By Olanrewaju Kola
ABUJA, Nigeria (AA) - Nigeria's quest to conduct credible and peaceful elections next year is overshadowed by violence and threats of insecurity partly caused by a combination of desperation by politicians and existing security challenges in most parts of the country.
Attacks during political rallies have increased in recent times. Mid-November, the convoy of the opposition's People's Democratic Party (PDP) presidential candidate, Atiku Abubakar, was attacked by suspected hoodlums in Maiduguri, a northeast city believed to be a stronghold of the ruling party, All Progressive Congress (APC) shortly after his campaign rally.

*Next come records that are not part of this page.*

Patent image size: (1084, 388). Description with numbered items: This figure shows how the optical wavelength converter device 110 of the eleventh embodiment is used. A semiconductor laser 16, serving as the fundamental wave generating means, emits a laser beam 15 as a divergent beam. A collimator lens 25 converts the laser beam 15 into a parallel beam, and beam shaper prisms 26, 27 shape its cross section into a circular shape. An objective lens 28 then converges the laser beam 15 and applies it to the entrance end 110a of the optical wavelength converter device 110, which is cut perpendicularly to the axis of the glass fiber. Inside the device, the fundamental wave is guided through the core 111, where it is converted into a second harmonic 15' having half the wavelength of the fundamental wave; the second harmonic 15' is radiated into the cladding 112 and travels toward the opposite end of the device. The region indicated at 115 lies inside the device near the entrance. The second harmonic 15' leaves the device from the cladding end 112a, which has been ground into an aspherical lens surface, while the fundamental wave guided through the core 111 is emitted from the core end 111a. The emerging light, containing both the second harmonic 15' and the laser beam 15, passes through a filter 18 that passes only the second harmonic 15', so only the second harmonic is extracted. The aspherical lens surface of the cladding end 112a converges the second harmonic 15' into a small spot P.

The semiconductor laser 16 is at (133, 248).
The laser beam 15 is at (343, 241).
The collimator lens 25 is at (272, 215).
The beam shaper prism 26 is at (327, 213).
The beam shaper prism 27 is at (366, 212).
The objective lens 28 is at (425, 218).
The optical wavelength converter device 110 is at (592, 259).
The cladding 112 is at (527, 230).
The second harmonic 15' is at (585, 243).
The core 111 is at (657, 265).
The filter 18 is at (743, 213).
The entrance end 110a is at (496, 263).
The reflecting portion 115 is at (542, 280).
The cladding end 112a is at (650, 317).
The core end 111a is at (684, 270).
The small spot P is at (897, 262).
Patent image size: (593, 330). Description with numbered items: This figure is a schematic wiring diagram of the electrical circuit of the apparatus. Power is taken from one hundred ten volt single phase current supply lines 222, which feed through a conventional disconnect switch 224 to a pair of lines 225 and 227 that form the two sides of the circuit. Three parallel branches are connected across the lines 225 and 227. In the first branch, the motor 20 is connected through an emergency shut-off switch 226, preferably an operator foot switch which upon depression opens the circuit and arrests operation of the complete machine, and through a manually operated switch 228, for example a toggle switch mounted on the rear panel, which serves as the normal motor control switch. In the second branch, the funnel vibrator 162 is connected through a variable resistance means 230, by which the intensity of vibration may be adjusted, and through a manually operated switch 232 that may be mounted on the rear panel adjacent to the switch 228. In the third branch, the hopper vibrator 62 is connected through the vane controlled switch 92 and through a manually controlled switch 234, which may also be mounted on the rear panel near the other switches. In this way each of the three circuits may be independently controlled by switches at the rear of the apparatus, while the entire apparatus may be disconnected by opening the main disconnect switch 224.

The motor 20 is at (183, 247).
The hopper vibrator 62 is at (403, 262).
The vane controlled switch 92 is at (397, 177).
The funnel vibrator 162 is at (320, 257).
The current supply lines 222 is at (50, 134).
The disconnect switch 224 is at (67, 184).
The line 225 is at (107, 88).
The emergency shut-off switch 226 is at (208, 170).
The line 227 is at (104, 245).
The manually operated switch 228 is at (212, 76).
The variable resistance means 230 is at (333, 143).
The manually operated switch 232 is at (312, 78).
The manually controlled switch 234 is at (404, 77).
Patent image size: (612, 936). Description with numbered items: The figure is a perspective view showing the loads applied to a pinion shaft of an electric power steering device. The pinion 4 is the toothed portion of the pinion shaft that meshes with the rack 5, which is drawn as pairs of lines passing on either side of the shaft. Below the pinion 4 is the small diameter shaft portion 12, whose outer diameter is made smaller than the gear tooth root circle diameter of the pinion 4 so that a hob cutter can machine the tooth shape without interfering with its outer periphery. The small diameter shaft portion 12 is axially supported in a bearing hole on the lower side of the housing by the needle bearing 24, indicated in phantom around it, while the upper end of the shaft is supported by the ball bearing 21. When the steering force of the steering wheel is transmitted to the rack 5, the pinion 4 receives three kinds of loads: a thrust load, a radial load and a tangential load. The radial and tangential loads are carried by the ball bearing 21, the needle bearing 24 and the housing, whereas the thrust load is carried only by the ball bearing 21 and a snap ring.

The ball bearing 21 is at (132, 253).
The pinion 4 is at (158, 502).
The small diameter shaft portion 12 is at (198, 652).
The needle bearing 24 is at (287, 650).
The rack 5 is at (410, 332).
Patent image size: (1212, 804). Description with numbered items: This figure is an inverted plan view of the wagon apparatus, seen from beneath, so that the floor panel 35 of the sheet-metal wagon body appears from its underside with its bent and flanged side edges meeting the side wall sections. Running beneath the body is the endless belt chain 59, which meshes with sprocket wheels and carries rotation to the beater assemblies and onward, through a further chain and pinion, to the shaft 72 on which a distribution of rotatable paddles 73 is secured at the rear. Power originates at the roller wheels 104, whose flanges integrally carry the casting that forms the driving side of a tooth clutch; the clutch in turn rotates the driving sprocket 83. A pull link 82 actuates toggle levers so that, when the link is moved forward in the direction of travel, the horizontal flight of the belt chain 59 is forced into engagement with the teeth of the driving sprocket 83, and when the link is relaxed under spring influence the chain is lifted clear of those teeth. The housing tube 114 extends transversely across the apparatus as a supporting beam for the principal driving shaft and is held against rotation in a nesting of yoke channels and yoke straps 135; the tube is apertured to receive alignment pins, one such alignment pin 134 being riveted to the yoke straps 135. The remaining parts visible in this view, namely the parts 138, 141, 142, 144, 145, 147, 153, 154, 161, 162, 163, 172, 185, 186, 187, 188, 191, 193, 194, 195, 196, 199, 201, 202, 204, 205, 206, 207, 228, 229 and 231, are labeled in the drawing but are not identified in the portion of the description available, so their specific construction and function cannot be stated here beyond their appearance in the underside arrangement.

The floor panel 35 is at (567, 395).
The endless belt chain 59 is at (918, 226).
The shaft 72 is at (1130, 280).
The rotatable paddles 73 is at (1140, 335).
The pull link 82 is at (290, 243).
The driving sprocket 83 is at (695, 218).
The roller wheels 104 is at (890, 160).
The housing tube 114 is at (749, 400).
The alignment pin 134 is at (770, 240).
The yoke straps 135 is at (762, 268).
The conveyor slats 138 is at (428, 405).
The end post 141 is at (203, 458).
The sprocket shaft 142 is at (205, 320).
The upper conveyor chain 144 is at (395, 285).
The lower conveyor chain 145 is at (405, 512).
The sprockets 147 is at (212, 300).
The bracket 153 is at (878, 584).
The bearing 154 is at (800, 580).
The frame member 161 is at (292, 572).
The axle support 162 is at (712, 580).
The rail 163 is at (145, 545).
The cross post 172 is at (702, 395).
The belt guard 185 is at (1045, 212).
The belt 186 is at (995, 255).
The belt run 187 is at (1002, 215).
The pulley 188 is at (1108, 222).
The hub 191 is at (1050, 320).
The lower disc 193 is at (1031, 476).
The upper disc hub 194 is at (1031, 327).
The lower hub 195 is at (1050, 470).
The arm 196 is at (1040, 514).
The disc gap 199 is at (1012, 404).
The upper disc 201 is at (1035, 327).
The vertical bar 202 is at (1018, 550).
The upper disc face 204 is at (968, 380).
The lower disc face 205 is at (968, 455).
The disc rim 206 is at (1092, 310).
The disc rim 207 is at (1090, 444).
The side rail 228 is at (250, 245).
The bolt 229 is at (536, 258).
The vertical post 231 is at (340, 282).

A similar situation occurred the same week as some hoodlums also petted Ahmed Tinubu, APC presidential candidate, at the launch of his campaigns in Kano, the northwest city.
Nigerians are worried if they will be able to vote due to security concerns, especially with existing terrorist threats, banditry, violence from separatists' agitations and other security challenges.
"My family members and I will stay off from the polling centers if this violence persists. It is frightening now," 70 years old Abdul-Gafar Olagoke told Anadolu Agency from his southwest Osogbo town.
Incessant clashes among supporters of the leading political parties have ascerbated tension in the area, Olagoke said.
Rejoice Onuoha, an undergraduate 20, is unhappy her first opportunity to vote in her life may be truncated by security threats. She said she could not vote in 2019 because she did not meet the 18 years voting age prescribed by the country's electoral law.
"I was looking forward to exercising my voting right next year for the first time in my life, but I'm scared at the spate of violence, killings, especially in my state Anambra," she told Anadolu Agency.
More violent attacks and killings were reported in southeast Anambra State last week. Likewise, the office of the national electoral commission in Imo State, same region, was vandalized. Police blamed the separatist agitation group, Indigenous People of Bifra (IPOB), for the attacks though the group is yet to claim responsibility.
- Authority React
Authority said it is concerned about the increasing violence, asking politicians to caution their supporters and abide by the rule.
National Security Adviser, Babagana Monguno, said 52 political violence were recorded in 22 states between early October and November.
"This development is bad and must stop. The president has ordered that it must stop," Monguno said in the capital, Abuja.
He said President Muhammadu Buhari has given a directive to all security agencies to ensure the 2023 election is held in an "atmosphere devoid of rancour."
- Violence distracting the election process
At least seven offices of the Independent National Electoral Commission (INEC) with election equipment and materials in five states have either been burnt or vandalized by hoodlums since October.
Festus Okoye, a spokesman for the commission, said the violence could affect the next poll if it persists.
"The commission will replace the destroyed facilities before the election, but it may be difficult to replace them if attacks occur close to the election next year," he explained.
Though he said the electoral body was in "close talks" with security agencies to secure election facilities, the civil society group believes these attacks are a target by politicians to distract the election process.
Head Partners for Electoral Reform in Nigeria, Ezenwa Nwagwu, blamed politicians for using violence rather than engaging with the electorates and civil societies on their manifesto.
"We need civic organizations and groups to set the agenda by inviting politicians to their platforms for meaningful exchanges that can be tracked afterward," he told Anadolu Agency in Abuja.
Nigerians say next year's election is critical to them. They express a strong desire to elect a new set of leaders in 30 of the 36 states of the federation and president to tackle increasing security problems, inflation, high cost of living and poverty.
A survey released recently by the national bureau of statistics (NBS) indicated 130 million Nigerians of the over 200 million population are "multi-dimensionally poor," a sharp rise from 83 million people living below the poverty line three years ago (2019).
Patrick Utomi, a professor of political economy and management, insists a new leader should have the capacity to dissect and provide short and long-term to the country's currency.
"Nigerians must elect a leader who has the capacity to analyze our current predicament but first, must address security because the economy cannot grow in an unsecured environment," he declared.
A security expert and ex-army spokesman, Sani Usman, said patriotic Nigerians are worried about the escalation of political violence because of the implications on national security.
The retired army general advocated for the strengthening of intelligence by the security agencies to improve the protection of election facilities and the people.
Meanwhile, some Nigerians think there is nothing unusual about the increasing violence ahead of next year's poll. One such is Umaru Pate, a leading professor of media and society in the country and University Vice-Chancellor.
Pate recalled in an interview with Anadolu Agency that a similar situation occurred in some parts of the country in 2015 and 2019.
"Some parts of the northeast were under Boko Haram terrorists in 2015, yet people were brought out of these areas to vote. I believe things will get better," he maintained but asked politicians to engage more with the people.
Nigeria's two previous elections, 2015 and 2019, were challenged by terrorist threats, especially in the country's northeast, but the northwest, north-central and southeast did not experience banditry, kidnapping and separatist agitation then, unlike now.